A fair weather hero

 "Are you leaving here?" Janet said, "Are you giving up on us?"

I was.  She would go to the meeting at city hall alone.  I loaned her two bucks for carfare, and our spokesperson was off to give the city council hell.  All alone.  Last of the Mohicans.  She expected more from me. Another fair weather hero all for fighting the Long Beach redevelopment authority and saving this old hotel.  Now here Doyle was losing his nerve, going all quiet and non-committal on her.   

"I can't go."  I said,  "Got to teach a class." "Got a meeting," I added, gilding the lily with fools gold. The meeting would have gone on without me.  We stood by the front door in the sun. I spoke under considerable psychic strain, as if I was delivering a passel of lies to a roomful of skeptical reporters.  I knew that there was always more I could do, more I could have done, but you have to stop short of the cliff. You have to say no to frenetic activity, say no to a doomed insurrection. I am not going to let it distract me from doing my job.   I AM GOING TO KEEP MY LIFE TOGETHER.
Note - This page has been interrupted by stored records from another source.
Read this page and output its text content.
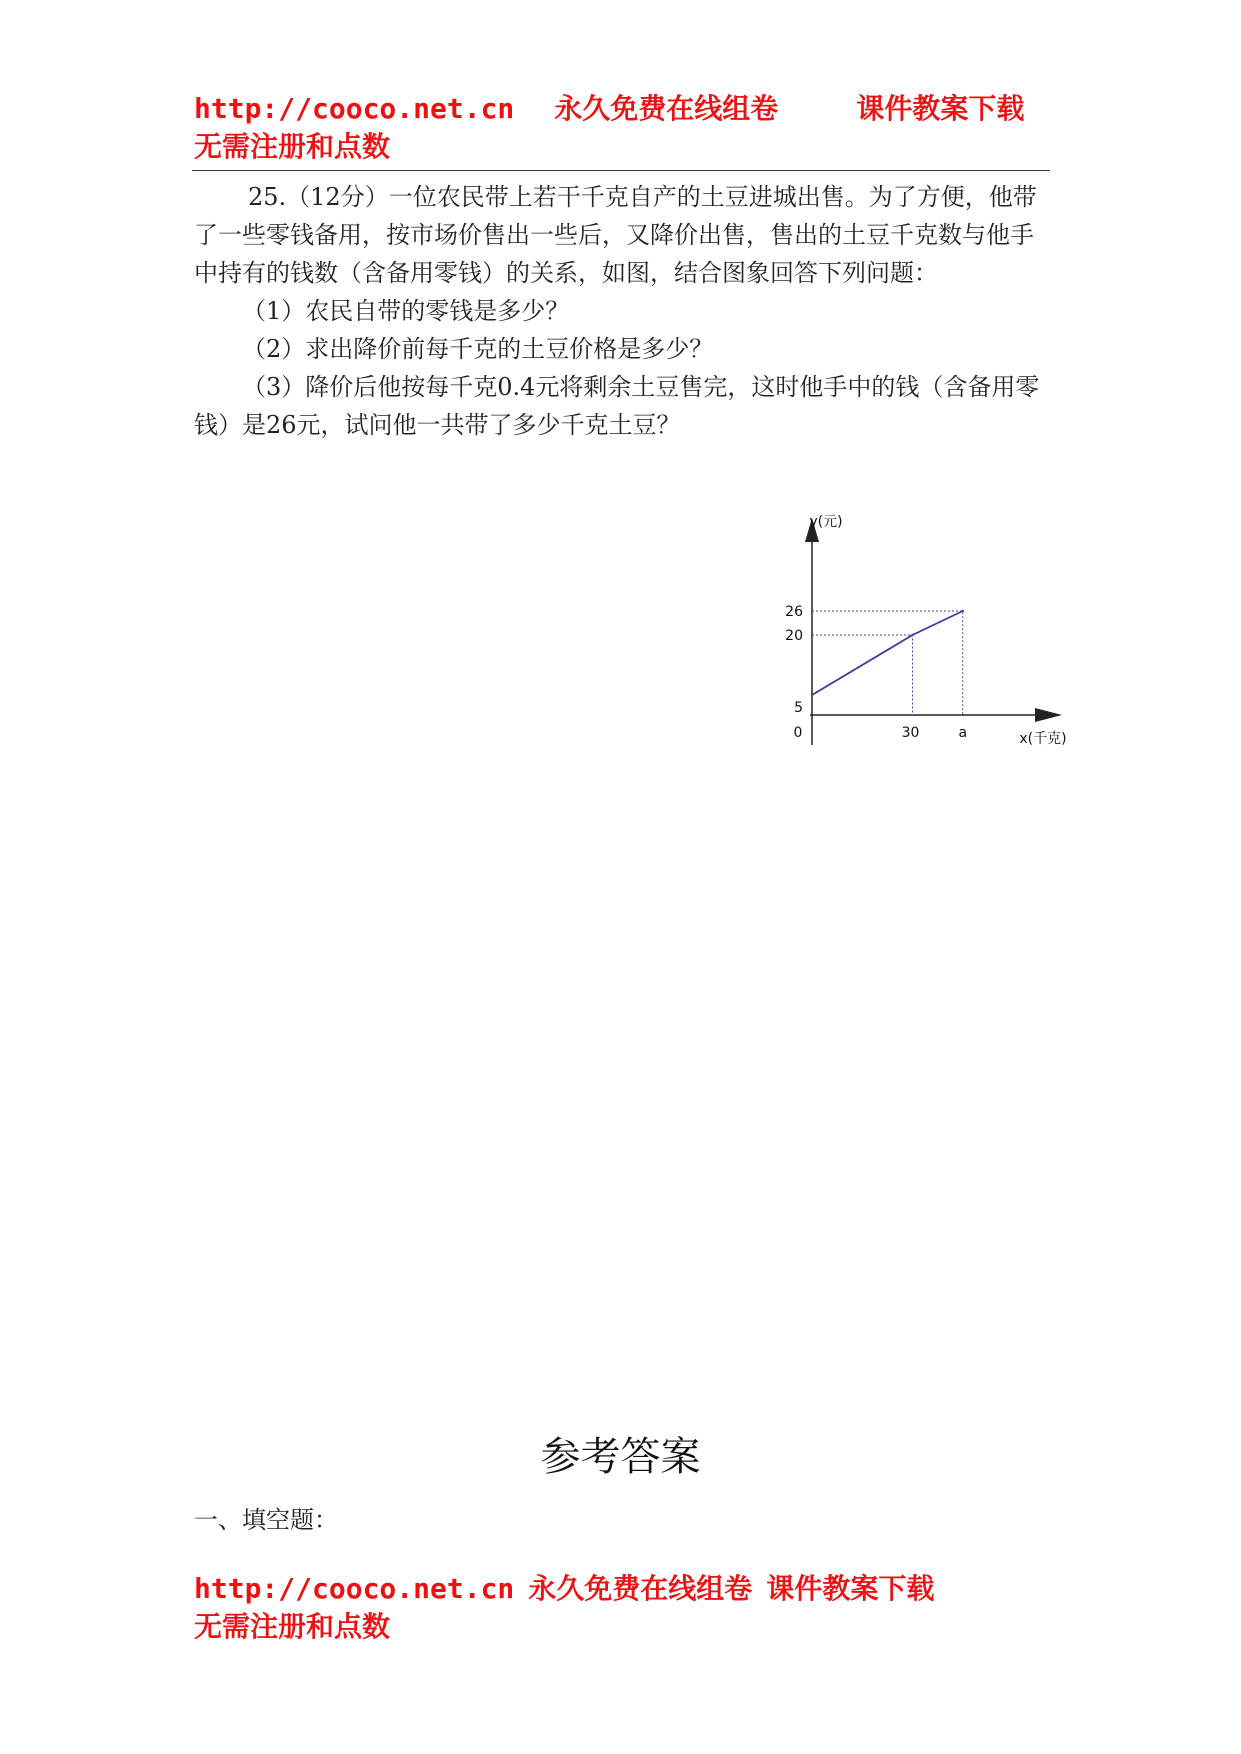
http://cooco.net.cn 永久免费在线组卷	课件教案下载
无需注册和点数

25.（12分）一位农民带上若干千克自产的土豆进城出售。为了方便，他带了一些零钱备用，按市场价售出一些后，又降价出售，售出的土豆千克数与他手中持有的钱数（含备用零钱）的关系，如图，结合图象回答下列问题：

（1）农民自带的零钱是多少？

（2）求出降价前每千克的土豆价格是多少？

（3）降价后他按每千克0.4元将剩余土豆售完，这时他手中的钱（含备用零钱）是26元，试问他一共带了多少千克土豆？

y(元)
x(千克)
0	30	a
5
20
26
参考答案
一、填空题：
http://cooco.net.cn 永久免费在线组卷 课件教案下载
无需注册和点数
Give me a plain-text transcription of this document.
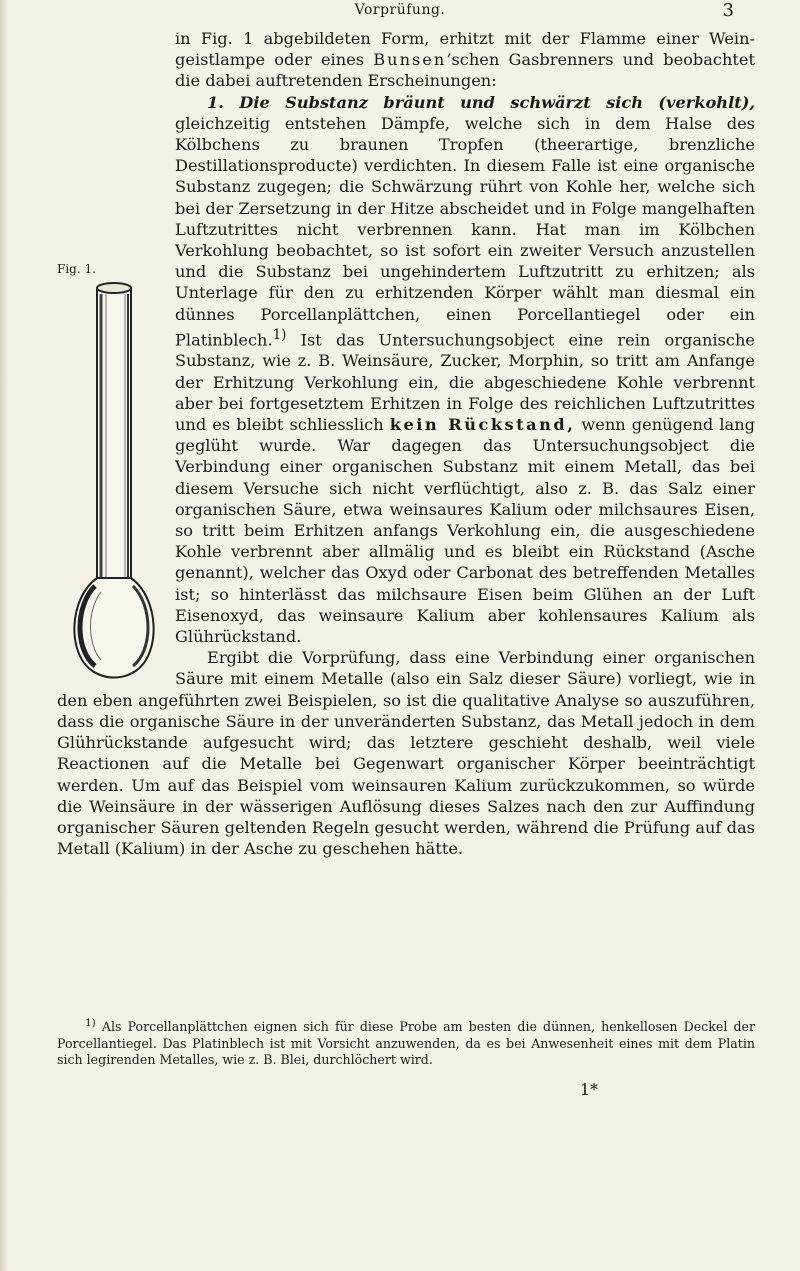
Vorprüfung.	3

in Fig. 1 abgebildeten Form, erhitzt mit der Flamme einer Wein- geistlampe oder eines Bunsen’schen Gasbrenners und beobachtet die dabei auftretenden Erscheinungen:

1. Die Substanz bräunt und schwärzt sich (verkohlt), gleichzeitig entstehen Dämpfe, welche sich in dem Halse des Kölbchens zu braunen Tropfen (theerartige, brenzliche Destillationsproducte) verdichten. In diesem Falle ist eine organische Substanz zugegen; die Schwärzung rührt von Kohle her, welche sich bei der Zersetzung in der Hitze abscheidet und in Folge mangelhaften Luftzutrittes nicht verbrennen kann. Hat man im Kölbchen Verkohlung beobachtet, so ist sofort ein zweiter Versuch anzustellen und die Substanz bei ungehindertem Luftzutritt zu erhitzen; als Unterlage für den zu erhitzenden Körper wählt man diesmal ein dünnes Porcellanplättchen, einen Porcellantiegel oder ein Platinblech.$^{1)}$ Ist das Untersuchungsobject eine rein organische Substanz, wie z. B. Weinsäure, Zucker, Morphin, so tritt am Anfange der Erhitzung Verkohlung ein, die abgeschiedene Kohle verbrennt aber bei fortgesetztem Erhitzen in Folge des reichlichen Luftzutrittes und es bleibt schliesslich kein Rückstand, wenn genügend lang geglüht wurde. War dagegen das Untersuchungsobject die Verbindung einer organischen Substanz mit einem Metall, das bei diesem Versuche sich nicht verflüchtigt, also z. B. das Salz einer organischen Säure, etwa weinsaures Kalium oder milchsaures Eisen, so tritt beim Erhitzen anfangs Verkohlung ein, die ausgeschiedene Kohle verbrennt aber allmälig und es bleibt ein Rückstand (Asche genannt), welcher das Oxyd oder Carbonat des betreffenden Metalles ist; so hinterlässt das milchsaure Eisen beim Glühen an der Luft Eisenoxyd, das weinsaure Kalium aber kohlensaures Kalium als Glührückstand.

Ergibt die Vorprüfung, dass eine Verbindung einer organischen Säure mit einem Metalle (also ein Salz dieser Säure) vorliegt, wie in den eben angeführten zwei Beispielen, so ist die qualitative Analyse so auszuführen, dass die organische Säure in der unveränderten Substanz, das Metall jedoch in dem Glührückstande aufgesucht wird; das letztere geschieht deshalb, weil viele Reactionen auf die Metalle bei Gegenwart organischer Körper beeinträchtigt werden. Um auf das Beispiel vom weinsauren Kalium zurückzukommen, so würde die Weinsäure in der wässerigen Auflösung dieses Salzes nach den zur Auffindung organischer Säuren geltenden Regeln gesucht werden, während die Prüfung auf das Metall (Kalium) in der Asche zu geschehen hätte.

Fig. 1.

$^{1)}$ Als Porcellanplättchen eignen sich für diese Probe am besten die dünnen, henkellosen Deckel der Porcellantiegel. Das Platinblech ist mit Vorsicht anzuwenden, da es bei Anwesenheit eines mit dem Platin sich legirenden Metalles, wie z. B. Blei, durchlöchert wird.

1*
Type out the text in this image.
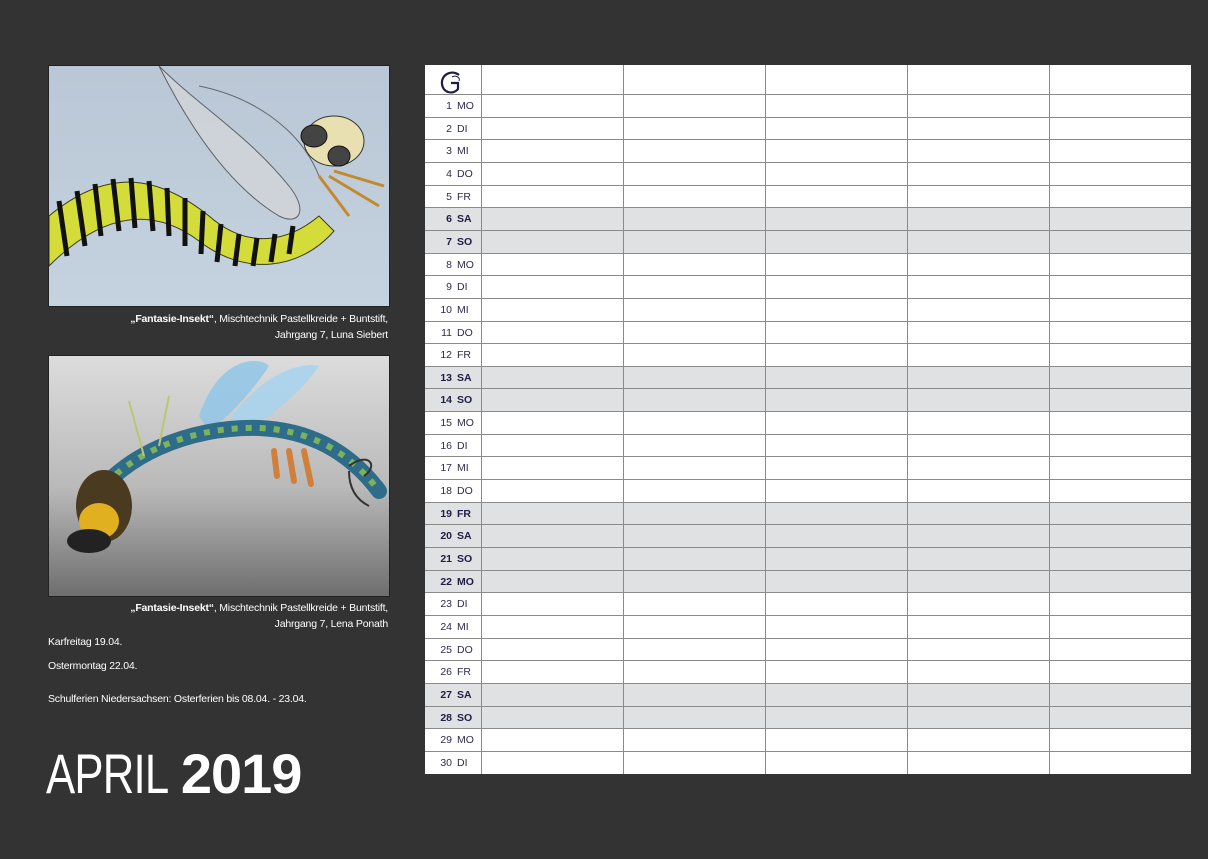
„Fantasie-Insekt“, Mischtechnik Pastellkreide + Buntstift,
Jahrgang 7, Luna Siebert
„Fantasie-Insekt“, Mischtechnik Pastellkreide + Buntstift,
Jahrgang 7, Lena Ponath
Karfreitag 19.04.
Ostermontag 22.04.
Schulferien Niedersachsen: Osterferien bis 08.04. - 23.04.
APRIL 2019
1 MO
2 DI
3 MI
4 DO
5 FR
6 SA
7 SO
8 MO
9 DI
10 MI
11 DO
12 FR
13 SA
14 SO
15 MO
16 DI
17 MI
18 DO
19 FR
20 SA
21 SO
22 MO
23 DI
24 MI
25 DO
26 FR
27 SA
28 SO
29 MO
30 DI
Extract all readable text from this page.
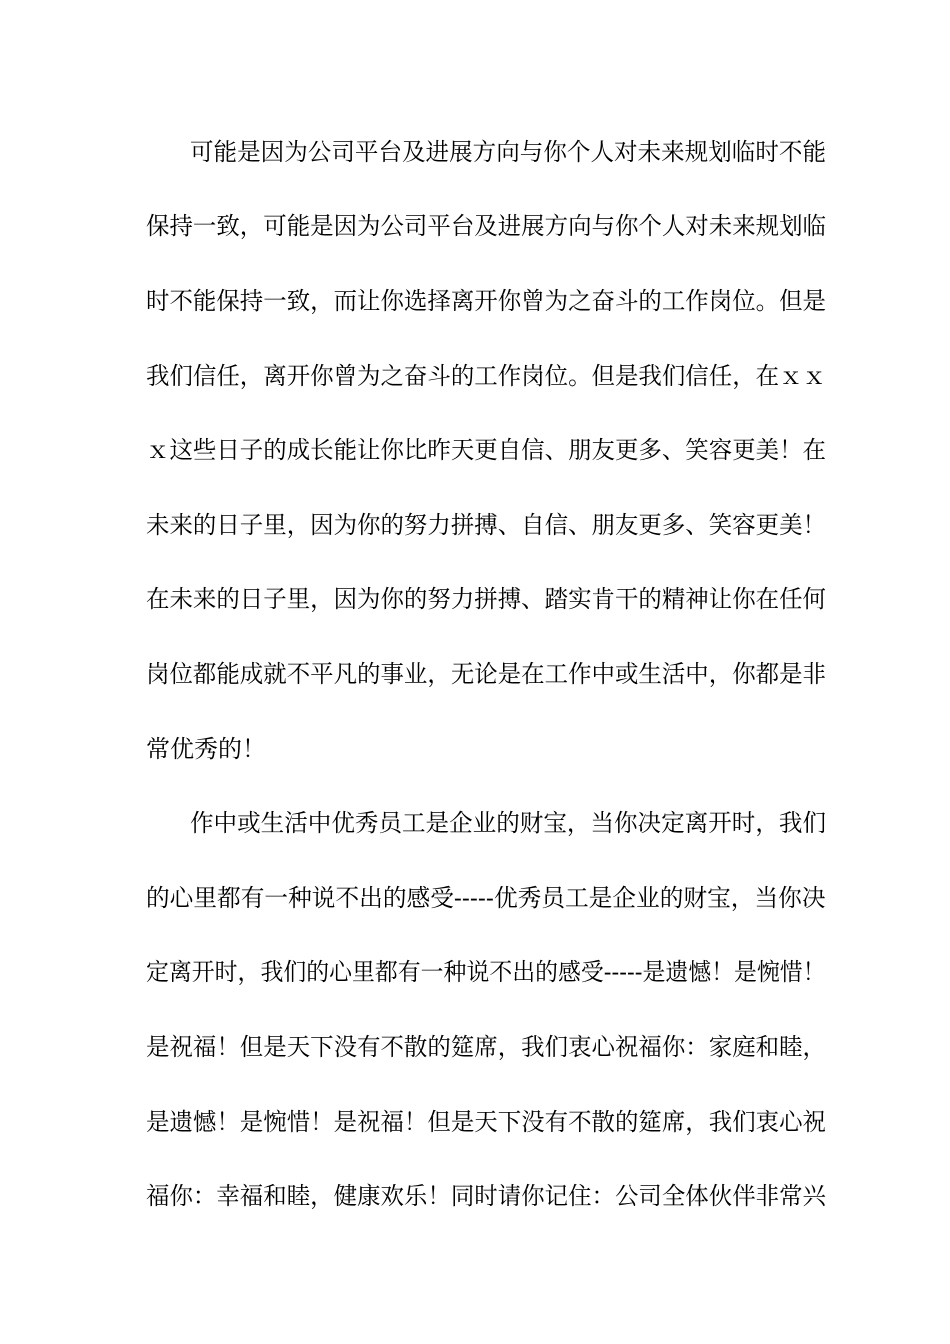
可能是因为公司平台及进展方向与你个人对未来规划临时不能
保持一致，可能是因为公司平台及进展方向与你个人对未来规划临
时不能保持一致，而让你选择离开你曾为之奋斗的工作岗位。但是
我们信任，离开你曾为之奋斗的工作岗位。但是我们信任，在ｘｘ
ｘ这些日子的成长能让你比昨天更自信、朋友更多、笑容更美！在
未来的日子里，因为你的努力拼搏、自信、朋友更多、笑容更美！
在未来的日子里，因为你的努力拼搏、踏实肯干的精神让你在任何
岗位都能成就不平凡的事业，无论是在工作中或生活中，你都是非
常优秀的！
作中或生活中优秀员工是企业的财宝，当你决定离开时，我们
的心里都有一种说不出的感受-----优秀员工是企业的财宝，当你决
定离开时，我们的心里都有一种说不出的感受-----是遗憾！是惋惜！
是祝福！但是天下没有不散的筵席，我们衷心祝福你：家庭和睦，
是遗憾！是惋惜！是祝福！但是天下没有不散的筵席，我们衷心祝
福你：幸福和睦，健康欢乐！同时请你记住：公司全体伙伴非常兴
Last night at two I woke up and knew it was over, I had to get out .  It was a dead hotel and the little flames of life inside it were guttering out, one by one. Not enough oxygen in this place to sustain human life.  I turned the bedside light on, got to the Olivetti and said the hell with it.  3:30AM, when you start thinking of killing yourself for no good reason, than it's just something going around like the flu.  It's time to get out.  I NEED TO TOUCH NORMAL LIFE AGAIN.   It was just me in room 308, Janet down the hall in 317,  Jerry in 212, and a squatter named Jenkins up on the fifth floor. 

She motioned at the empty lobby, maybe seeing if there was any support there. They were now just names on a petition I had helped draft a month ago and carried around from room to room.  Official scribe. Only four of us left in those sixty four rooms, and the office door had been closed and bolted for the last two weeks. We still had the full complement of high-back chairs in the lobby,  two rows of dignity facing each other.  If I look close enough and long enough I can almost see the ghosts. The daily gathering of the refugees. Doctor Redmond's down on the end next to the window, talking about his trans-Atlantic crossing in the Iberia and the day they lost the anchor.  Maude is sitting across from him nodding off, Louis in in the corner under the reading light, looking as fierce and ignorant as ever, rereading his holy bible, ready to do battle with me on doctrinal issues.   John is there too, sitting next to the window leaning off to starboard, his eyes closed, honest sincere and innocent as a baby. His head propped up on his huge fist. John was from South Dakota.  A lot of the old guard at the hotel was from the Dakotas. They migrated to Long Beach in the fifties and sixties to get away from winter. Killing time in the Hotel Buffum among the potted palms, moving from chair to chair as the sun moved across the sky. Kelly is here too, talking to Jackson, laughing. He's got his bottle in a paper bag, is wearing his iron gray herringbone jacket with the flaring lapels.  He gave the place a little class while he lasted, hard to see this dapper fashion plate as someone who had lived out of his car for five years.
The sane sound-thinking reasonable people went first, when the notices went under the door.  Oh yes we love our cockroach-infested old hotel, but it is time to leave before the sheriff arrives. The aging anarchists stayed on, the campaigners against injustice, the campaigners for a little moving money, and a little more time.  And while we met and talked and sent out our petitions and talked to reporters, the old hotel emptied out. They went down to the office one by one and made their deals.


I hugged Janet and we fogged up her heavy lenses for a minute or so, and she went off to either have a drink with my two bucks or to stand up before a bunch of uncaring politicians and give them hell for the Buffumites. This reporter had told us he would be there for the hearing, but I doubted if he would show. It was a classic lost cause. I was off on the Greyhound to teach a class of sunny surfer kids the elements of a sentence, the mechanics of a paragraph. I was trying to talk myself into acting sanely, trying to remember that I had another life. I had obligations.  So, in the end I decided to go quietly, like everyone else did. Live to tell the tale.  These are the tornados that begin as gentle breezes, as quiet currents that tug at you lovingly, and you look up at a great translucent peaceful sky and relax; you go with it, you remember some favorite songs consonant with noble struggles. You forget that you are just passing through this world.